What is Wireless Fidelity?
Wireless Fidelity or Wi-Fi is a network technology used to connect to the internet wirelessly. It is a relatively modern technology as compared to Bluetooth and infrared and has considerably higher signal strength and range.
Wi-Fi requires extremely low power to work and can provide extremely rapid and efficient data transfer options, which makes it suitable for laptops, smartphones and any other portable devices. In the 2nd decade of the 21st century, Wi-Fi is the most widely used mode for internet access all over the globe.
Technical Information about the Wi-Fi
Wi-Fi, in general, works very similar to FM or AM radio. However, FM and AM radio are one-way channels, while Wi-Fi is actually a two-way channel. It broadcasts the radio waves through a router and receives it back.
Wi-Fi works with 2.4 GHz and 5.0 GHz frequencies to make sure that its radio waves encounter no interference with other broadcasting media, such as radio or TV antennas and smartphones.
In terms of network speed, Wi-Fi has different set standards that have evolved over time. The oldest standard is 802.11b which is the slowest and the least expensive. It was then replaced by 802.11a and 802.11g, which worked more efficiently and reduced the interference between different networks. The latest standard is 802.11n, which allows better speed and longer range than others.

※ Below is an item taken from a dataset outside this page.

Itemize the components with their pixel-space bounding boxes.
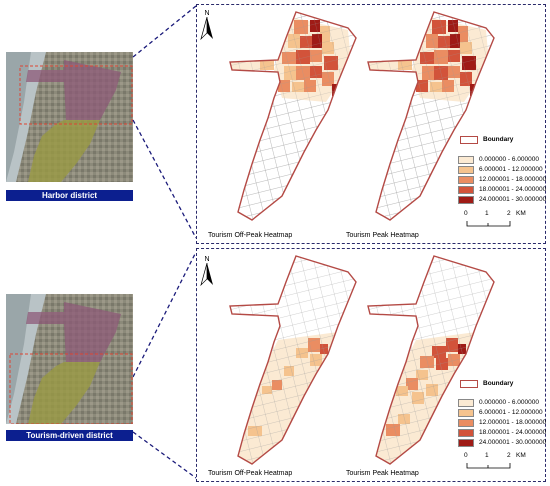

Components of a Wi-Fi Network
The following are the five components of a Wi-Fi network:
- Wireless Router
- Wireless Access Point
- Wireless Adapters
- Wireless Bridge
- Wireless Controller
A wireless router is a combination of a router, which directs traffic between devices on your home network and the internet, and a wireless access point or WAP, allowing wireless devices to connect to the network. It’s the central hub for your home network, providing both wired and wireless connectivity.
Wireless Access Point
A wireless access point or WAP provides wireless connectivity to a wired network. It acts as an extension of your router’s wireless capabilities, which allows other devices to connect to your network to access the internet. Access points are often used to expand Wi-Fi coverage in larger areas or areas with weak signals.
Wireless adapters or Wi-Fi adapters, or network interface cards (NICs) enable computers, laptops, or other devices without built-in wireless capabilities to connect to Wi-Fi networks. They allow these devices to communicate wirelessly with routers or access points.
A wireless bridge is a device that connects two separate networks wirelessly, allowing them to communicate with each other. It can also refer to a mode some routers offer, where the router connects to another network as a client and shares that network’s internet connection with devices connected to the router’s local network.
A wireless controller is a centralised management device used in larger Wi-Fi deployments, such as in businesses or campuses. It manages multiple access points, ensuring seamless roaming and consistent performance across the network. Wireless controllers offer features like access control, security settings, and traffic optimisation.
How to Extend the Wi-Fi Range?
Wi-Fi Range Extenders/Repeaters
These devices can effectively expand the coverage of your Wi-Fi by picking it up and retransmitting it over a larger area. They’re easy to set up by placing them within your router’s range and can be helpful for extending coverage to dead zones.
Mesh Wi-Fi Systems
Mesh systems are basically a network of multiple interconnected nodes, ensuring seamless coverage throughout your home. They automatically route data between nodes for optimal performance, providing consistent connectivity even in large areas. Tenda MW3 and TP Link Deco M4 are good examples of mesh Wi-Fi systems.
Position your router centrally and elevate it for better signal propagation. Avoid obstructions that can interfere with signal strength, leading to more comprehensive coverage.
These devices utilise your home’s electrical wiring to transmit data signals. They can provide a wired connection or create Wi-Fi hotspots in remote areas, offering an alternative for extending coverage.
Upgrade Your Router
Upgrading to a modern router with improved antennas and advanced features can enhance signal strength and coverage. Look for routers with high data rates and wide coverage areas.
These devices are designed to amplify your Wi-Fi signal, helping to extend coverage to areas with weak signal strength. They can be useful when trying to reach distant parts of your home.